Good & beautifully written but in some ways Maya's not a role model 3
Loved reading this book - very poetic & completely devoid of self-pity despite Maya's obviously deprived background & her having been the victim of extensive racial prejudice.

My only issue with it is how Maya who seems to be an extremely intelligent woman, doesn't ask herself whether it is a good thing that she had a baby resulting from an apparent one-night stand @ 16 - it seems that casual sex was almost expected & her Mum almost wanted her to be sleeping with strangers. She does seem to have come from the type of background placing her at risk of teenage pregnancy but maybe should have put a 'health warning' on young readers warning them not to indulge in risky sexual behaviours as getting pregnant at 16 is (despite what Maya seems to think) hardly something to be proud of.
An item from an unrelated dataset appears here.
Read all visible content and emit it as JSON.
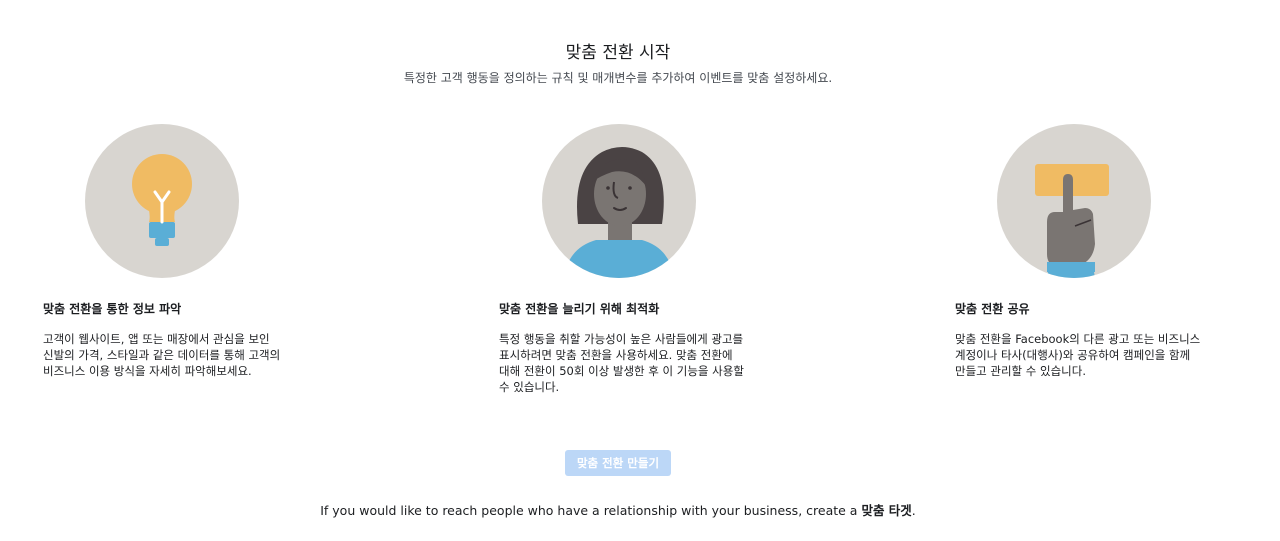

Honest, explicit and a fearless pen4
I learnt alot about American history and life in various cities in the US. This book is the autobiography of one of the most powerful women in America who lives, works and rose against the odds. This book must be deposited in every library around the world that women may read, learn and understand that life and its beauty in is doing different things under different and difficult circumstances which sometimes are cruel, nasty or not understandable to our way of life.
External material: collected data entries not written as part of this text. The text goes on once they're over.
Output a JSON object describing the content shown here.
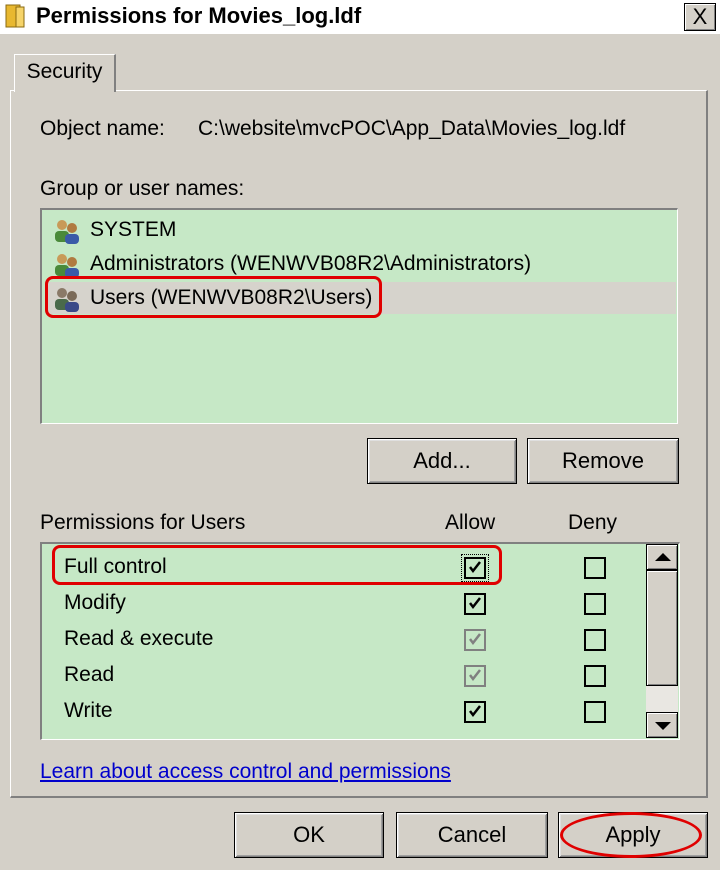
{
  "window": {
    "title": "Permissions for Movies_log.ldf",
    "close_label": "X",
    "folder_icon_color": "#e8b830"
  },
  "tabs": [
    {
      "label": "Security",
      "selected": true
    }
  ],
  "object": {
    "label": "Object name:",
    "value": "C:\\website\\mvcPOC\\App_Data\\Movies_log.ldf"
  },
  "groups": {
    "label": "Group or user names:",
    "items": [
      {
        "name": "SYSTEM",
        "icon": "users-group-icon",
        "selected": false
      },
      {
        "name": "Administrators (WENWVB08R2\\Administrators)",
        "icon": "users-group-icon",
        "selected": false
      },
      {
        "name": "Users (WENWVB08R2\\Users)",
        "icon": "users-group-icon",
        "selected": true
      }
    ],
    "add_label": "Add...",
    "remove_label": "Remove"
  },
  "permissions": {
    "label": "Permissions for Users",
    "allow_header": "Allow",
    "deny_header": "Deny",
    "rows": [
      {
        "name": "Full control",
        "allow": true,
        "allow_inherited": false,
        "deny": false,
        "focused": true
      },
      {
        "name": "Modify",
        "allow": true,
        "allow_inherited": false,
        "deny": false
      },
      {
        "name": "Read & execute",
        "allow": true,
        "allow_inherited": true,
        "deny": false
      },
      {
        "name": "Read",
        "allow": true,
        "allow_inherited": true,
        "deny": false
      },
      {
        "name": "Write",
        "allow": true,
        "allow_inherited": false,
        "deny": false
      }
    ]
  },
  "link_text": "Learn about access control and permissions",
  "buttons": {
    "ok": "OK",
    "cancel": "Cancel",
    "apply": "Apply"
  },
  "colors": {
    "list_background": "#c6e8c6",
    "selected_row": "#d6d3cc",
    "annotation_red": "#e00000",
    "link_blue": "#0000cc"
  }
}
"... his teeth fell, no actually his teeth jumped, out of his mouth. ... grinning uppers and lowers lay by my right shoe, looking empty and ... contain all the emptiness in the world ... Sister Monroe was struggling with his coat, and men had to all but picked her up to remove her from the building ... 'Naked I came into this world, and naked I shall go out.' (pages 47) - made me laugh so much.
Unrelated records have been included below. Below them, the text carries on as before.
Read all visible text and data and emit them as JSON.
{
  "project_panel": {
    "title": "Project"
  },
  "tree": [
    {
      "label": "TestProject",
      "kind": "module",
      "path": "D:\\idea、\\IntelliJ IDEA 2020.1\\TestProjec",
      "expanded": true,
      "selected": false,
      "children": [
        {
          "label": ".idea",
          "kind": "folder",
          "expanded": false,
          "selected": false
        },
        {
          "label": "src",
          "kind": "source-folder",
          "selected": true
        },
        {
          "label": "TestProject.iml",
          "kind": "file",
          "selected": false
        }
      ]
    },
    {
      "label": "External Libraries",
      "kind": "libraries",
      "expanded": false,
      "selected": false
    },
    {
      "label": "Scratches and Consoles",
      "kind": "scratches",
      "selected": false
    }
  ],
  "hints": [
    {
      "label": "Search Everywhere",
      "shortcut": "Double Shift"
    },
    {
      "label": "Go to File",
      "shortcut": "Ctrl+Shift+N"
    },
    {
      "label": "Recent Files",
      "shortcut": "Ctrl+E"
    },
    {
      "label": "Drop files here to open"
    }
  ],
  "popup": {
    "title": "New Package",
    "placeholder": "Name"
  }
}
I also cried during the read on the fears of running a small family shop. I know those fears well. I felt those fears and I waited for those fears every day then.

The book is dedicated to all the Strong Black Birds of promise but reading it is an asset to any Bird who wants life to be one of promise and hope. What I take away most from this read is not to be ashamed of writing my truth. This reading gave me enough reasons why I should celebrate womanhood. The reading ended only after I felt and realised Freedom of the Press in the United States of America.

A book to keep and re-read5
I originally studied this book at A-level; I love it and have read it three times more since finishing the course. This book will definitely have a permanent position on my book shelf.